Alguns dos protestos usam o Touro de Ouro da B3 para chamar a atenção para a miséria, para a fome, que se intensificou na pandemia. O que você pensa sobre isso? Acredito que uma coisa não tem absolutamente nada a ver com a outra. Eu sou um artista e posso contribuir com a minha arte, fazendo uma escultura para trazer turistas. A questão da fome é muito complexa. Dentro dos meus limites, eu não sou político, fiz o que estava ao meu alcance. Acredito que as pessoas devem pensar sim sobre como erradicar a fome. Acredito que o mercado financeiro, a B3, de alguma maneira, fomenta o desenvolvimento humano pelo fomento de empresas que, crescendo, vão gerar mais empregos e todos terão dignidade. Eu entendo as manifestações, mas não vejo correlação. Se for assim, não poderia mais fazer uma pintura? Uma escultura? Não poderia ter Carnaval?

Mas esse debate gerou uma reflexão, não?
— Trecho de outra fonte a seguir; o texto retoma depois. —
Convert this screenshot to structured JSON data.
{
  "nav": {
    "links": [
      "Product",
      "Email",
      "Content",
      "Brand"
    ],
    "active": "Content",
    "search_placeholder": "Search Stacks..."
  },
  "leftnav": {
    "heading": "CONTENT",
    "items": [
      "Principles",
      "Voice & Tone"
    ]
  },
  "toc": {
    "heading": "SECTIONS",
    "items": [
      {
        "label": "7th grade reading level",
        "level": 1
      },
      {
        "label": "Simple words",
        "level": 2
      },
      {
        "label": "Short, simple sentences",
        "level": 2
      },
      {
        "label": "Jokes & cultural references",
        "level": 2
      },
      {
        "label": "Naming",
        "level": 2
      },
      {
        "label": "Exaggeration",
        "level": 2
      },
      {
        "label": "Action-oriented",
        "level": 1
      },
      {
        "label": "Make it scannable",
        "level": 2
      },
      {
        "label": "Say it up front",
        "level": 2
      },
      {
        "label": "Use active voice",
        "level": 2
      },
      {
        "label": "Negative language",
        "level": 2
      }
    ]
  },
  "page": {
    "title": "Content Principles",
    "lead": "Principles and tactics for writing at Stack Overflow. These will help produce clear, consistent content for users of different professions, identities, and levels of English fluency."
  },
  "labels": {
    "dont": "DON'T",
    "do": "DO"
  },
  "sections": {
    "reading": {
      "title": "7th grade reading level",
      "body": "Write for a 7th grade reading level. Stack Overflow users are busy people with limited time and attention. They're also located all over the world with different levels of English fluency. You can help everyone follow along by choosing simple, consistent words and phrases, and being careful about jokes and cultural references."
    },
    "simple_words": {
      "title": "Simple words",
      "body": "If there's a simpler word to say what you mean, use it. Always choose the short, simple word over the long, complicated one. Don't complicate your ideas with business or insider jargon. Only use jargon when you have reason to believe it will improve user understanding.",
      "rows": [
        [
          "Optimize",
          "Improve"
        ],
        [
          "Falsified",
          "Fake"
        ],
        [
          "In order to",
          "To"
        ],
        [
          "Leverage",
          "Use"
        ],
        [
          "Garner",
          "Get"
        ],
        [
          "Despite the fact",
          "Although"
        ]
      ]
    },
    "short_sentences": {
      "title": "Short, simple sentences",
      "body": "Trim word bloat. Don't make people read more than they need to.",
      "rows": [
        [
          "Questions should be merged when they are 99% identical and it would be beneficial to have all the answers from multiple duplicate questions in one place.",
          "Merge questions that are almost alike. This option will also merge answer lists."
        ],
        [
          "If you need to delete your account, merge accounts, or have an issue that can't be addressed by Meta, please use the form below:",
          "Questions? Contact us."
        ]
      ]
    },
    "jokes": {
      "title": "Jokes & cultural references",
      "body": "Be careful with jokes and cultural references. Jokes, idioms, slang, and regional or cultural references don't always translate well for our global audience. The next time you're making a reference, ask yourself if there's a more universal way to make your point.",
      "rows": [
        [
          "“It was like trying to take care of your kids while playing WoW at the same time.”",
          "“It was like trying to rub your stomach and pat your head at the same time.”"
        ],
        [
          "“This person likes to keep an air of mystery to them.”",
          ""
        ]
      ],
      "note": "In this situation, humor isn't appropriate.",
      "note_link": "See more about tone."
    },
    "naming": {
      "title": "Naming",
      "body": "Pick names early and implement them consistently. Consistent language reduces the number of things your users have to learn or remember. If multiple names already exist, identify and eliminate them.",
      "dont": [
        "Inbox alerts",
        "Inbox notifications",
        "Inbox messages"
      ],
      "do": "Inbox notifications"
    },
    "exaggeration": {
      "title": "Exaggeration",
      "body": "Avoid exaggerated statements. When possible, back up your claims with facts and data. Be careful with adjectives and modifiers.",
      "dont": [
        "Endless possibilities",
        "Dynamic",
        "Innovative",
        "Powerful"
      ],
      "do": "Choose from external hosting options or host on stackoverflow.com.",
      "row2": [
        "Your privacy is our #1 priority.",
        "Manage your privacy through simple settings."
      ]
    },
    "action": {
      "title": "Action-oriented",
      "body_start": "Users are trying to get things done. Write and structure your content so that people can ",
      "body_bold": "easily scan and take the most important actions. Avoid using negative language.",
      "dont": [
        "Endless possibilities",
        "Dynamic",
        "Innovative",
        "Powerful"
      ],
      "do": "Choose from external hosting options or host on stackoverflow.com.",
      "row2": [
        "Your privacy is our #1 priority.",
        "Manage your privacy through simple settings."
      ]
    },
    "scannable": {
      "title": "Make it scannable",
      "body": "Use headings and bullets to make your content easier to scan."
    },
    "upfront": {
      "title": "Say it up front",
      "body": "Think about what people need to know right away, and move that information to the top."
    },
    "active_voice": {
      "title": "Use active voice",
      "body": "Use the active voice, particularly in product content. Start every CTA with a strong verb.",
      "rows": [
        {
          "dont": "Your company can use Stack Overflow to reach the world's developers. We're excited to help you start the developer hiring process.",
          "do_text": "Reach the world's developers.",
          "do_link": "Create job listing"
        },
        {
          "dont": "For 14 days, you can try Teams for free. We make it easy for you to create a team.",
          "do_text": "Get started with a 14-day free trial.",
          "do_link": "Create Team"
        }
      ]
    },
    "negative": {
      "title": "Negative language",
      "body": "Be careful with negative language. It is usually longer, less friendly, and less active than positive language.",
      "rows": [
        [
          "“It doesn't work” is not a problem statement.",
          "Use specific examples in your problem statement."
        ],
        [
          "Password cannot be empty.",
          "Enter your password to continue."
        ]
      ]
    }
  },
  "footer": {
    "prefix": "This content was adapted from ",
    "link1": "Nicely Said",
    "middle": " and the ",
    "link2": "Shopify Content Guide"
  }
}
Antes de começarmos a entrevista você comentou que discute um projeto social com a B3. Sim. A gente decidiu fazer um projeto, que ainda está em fase embrionária, de educação financeira para as pessoas que não têm acesso a essa informação. Para crianças e adolescentes. Não é minha praia, não sou do mercado financeiro, mas o Pablo e a B3, com a força que eles têm… Estamos pensando nisso em conjunto. Seria nossa contribuição. Como arquiteto, eu posso projetar o espaço, criar o espaço, unir as pessoas certas para participar, aproveitando essa visibilidade.

Você investe na Bolsa? Não.

Está aprendendo mais a respeito? Quem sabe eu começo a ganhar dinheiro com essa exposição e aí vou começar a investir (risos).

Você se arrepende de ter entrado nessa história? Não. O objetivo foi alcançado. Em qualquer horário tem gente tirando fotos, até na chuva.